Dean Suhr of the MLD Foundations provides an update on the latest clinical trials underway to treat metachromatic leukodystrophy (MLD), including an enzyme replacement therapy by Shire and a gene therapy trial based out of Italy.
I am Dean Suhr, president of the MLD or metachromatic leukodystrophy Foundation. Two of my three girls have MLD land we lost one of them back in 1995. We have been working with families, researchers, clinicians, and policymakers ever since.
I wanted to update you today on some good news and some pending good news for clinical trial research that's been going on with the MLD.

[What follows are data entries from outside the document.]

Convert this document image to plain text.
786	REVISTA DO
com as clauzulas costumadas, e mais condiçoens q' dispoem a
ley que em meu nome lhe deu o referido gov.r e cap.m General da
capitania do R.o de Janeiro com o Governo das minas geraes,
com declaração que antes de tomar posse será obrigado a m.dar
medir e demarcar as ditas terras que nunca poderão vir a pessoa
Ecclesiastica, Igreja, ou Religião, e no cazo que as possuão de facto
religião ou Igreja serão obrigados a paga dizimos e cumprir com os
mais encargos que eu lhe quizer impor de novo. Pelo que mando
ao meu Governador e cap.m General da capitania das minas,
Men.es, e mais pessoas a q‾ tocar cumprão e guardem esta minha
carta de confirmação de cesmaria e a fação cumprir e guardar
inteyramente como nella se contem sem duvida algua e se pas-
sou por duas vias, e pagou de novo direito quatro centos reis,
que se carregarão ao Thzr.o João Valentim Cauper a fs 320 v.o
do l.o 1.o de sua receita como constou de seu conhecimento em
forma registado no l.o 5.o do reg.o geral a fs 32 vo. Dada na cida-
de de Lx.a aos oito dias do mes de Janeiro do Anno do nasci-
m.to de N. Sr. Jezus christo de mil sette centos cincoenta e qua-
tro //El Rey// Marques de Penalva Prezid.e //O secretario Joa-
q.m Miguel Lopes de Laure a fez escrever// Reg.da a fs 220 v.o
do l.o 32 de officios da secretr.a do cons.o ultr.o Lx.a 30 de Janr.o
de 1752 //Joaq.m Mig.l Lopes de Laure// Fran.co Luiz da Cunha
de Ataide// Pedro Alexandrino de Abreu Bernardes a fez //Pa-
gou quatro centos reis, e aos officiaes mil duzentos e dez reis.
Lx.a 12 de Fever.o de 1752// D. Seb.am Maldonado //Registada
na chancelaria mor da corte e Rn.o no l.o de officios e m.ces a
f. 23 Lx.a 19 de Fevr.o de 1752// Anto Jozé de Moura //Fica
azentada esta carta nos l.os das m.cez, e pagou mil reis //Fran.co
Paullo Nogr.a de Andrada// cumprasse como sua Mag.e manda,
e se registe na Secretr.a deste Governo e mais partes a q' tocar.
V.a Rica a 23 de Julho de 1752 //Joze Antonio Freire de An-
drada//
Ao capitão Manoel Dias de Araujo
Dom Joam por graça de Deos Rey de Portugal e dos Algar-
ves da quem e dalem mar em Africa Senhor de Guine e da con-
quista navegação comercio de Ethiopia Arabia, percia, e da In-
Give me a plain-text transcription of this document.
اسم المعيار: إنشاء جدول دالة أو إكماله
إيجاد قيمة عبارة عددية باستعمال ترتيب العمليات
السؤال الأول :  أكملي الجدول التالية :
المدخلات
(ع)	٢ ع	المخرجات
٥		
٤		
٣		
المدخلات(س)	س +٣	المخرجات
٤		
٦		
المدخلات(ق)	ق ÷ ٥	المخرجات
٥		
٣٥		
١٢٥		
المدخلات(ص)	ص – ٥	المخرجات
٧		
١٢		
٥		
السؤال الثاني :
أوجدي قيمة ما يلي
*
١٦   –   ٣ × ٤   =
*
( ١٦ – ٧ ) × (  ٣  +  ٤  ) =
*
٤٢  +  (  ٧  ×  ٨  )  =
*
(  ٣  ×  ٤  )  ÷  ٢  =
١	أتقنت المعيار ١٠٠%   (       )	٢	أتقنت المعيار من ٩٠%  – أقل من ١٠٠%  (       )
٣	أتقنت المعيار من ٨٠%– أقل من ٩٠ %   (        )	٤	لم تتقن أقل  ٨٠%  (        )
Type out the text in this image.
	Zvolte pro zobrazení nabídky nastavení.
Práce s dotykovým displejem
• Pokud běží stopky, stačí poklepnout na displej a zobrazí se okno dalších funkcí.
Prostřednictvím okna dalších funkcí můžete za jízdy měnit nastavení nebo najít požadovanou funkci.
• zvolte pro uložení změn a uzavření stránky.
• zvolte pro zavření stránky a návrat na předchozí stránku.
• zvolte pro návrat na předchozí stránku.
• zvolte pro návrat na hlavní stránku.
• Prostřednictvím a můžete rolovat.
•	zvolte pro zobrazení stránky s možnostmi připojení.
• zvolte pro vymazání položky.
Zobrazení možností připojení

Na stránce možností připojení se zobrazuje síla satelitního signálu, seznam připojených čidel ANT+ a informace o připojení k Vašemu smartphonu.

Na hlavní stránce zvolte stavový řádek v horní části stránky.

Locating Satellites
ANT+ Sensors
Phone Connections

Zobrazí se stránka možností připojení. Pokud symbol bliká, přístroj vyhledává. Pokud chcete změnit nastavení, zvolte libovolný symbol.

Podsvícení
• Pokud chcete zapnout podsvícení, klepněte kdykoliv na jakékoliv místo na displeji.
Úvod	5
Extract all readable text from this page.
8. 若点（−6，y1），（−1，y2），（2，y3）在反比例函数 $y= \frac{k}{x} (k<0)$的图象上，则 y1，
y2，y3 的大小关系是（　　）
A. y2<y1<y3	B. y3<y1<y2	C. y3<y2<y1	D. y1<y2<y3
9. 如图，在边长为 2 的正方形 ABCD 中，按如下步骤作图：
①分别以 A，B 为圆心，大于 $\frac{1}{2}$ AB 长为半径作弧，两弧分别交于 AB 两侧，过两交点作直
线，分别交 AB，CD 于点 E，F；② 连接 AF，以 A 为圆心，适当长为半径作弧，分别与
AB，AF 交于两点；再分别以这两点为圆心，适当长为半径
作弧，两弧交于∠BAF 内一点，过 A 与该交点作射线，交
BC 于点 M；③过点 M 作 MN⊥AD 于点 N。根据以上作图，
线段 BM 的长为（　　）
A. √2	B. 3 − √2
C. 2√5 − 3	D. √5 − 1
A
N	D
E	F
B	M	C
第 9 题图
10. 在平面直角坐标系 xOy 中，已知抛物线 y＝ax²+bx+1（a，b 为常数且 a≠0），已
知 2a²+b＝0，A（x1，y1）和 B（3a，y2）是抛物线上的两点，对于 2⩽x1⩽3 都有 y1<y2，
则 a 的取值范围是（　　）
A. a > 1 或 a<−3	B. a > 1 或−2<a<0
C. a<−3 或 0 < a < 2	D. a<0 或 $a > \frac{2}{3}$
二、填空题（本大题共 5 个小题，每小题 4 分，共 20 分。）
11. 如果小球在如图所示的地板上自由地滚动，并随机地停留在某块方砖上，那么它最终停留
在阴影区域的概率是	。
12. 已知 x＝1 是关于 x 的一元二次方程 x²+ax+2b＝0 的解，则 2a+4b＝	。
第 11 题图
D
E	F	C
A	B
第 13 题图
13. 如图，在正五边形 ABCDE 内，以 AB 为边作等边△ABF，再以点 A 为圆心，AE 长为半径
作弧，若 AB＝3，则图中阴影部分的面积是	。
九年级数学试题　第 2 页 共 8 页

First, Shire announced at the WORLDSymposium in early February the results of the phase 1 phase 2 clinical trial. And the results are very encouraging. They're looking very good. They haven't announced if moving forward with the phase 3 study but with the results that I saw, if I was making those decisions, I think they would do so. And Shire is working on an enzyme replacement therapy so that's an infusion every couple of weeks that would keep the enzyme levels up.
There is another therapy that's completed, phase 1 phase 2, and it's out of Italy at the San Rafaelle Institute with funding from TIGET, which is an Italian organization, has developed a gene therapy and they're actually doing a gene modification but it's an autologous transplant that coupled with that. Autologous means that you're using your own blood products so the preconditioning which is usually the
bugaboo in transplant is much much milder because they're modifying yourselves and then putting them back in so we're very excited about that. There's been no formal data published on that. Clearly, we know data from families and the indications are that things are moving along very well so we're excited by that.
We got a couple other pharma companies engaged. Another company called Armagen that is a much earlier stage that got the MLD mouse but there to work on kind of variation of the chaperone therapy and a couple others that are announced that we can't speak to yet. So we're very excited about the progress being made in therapies.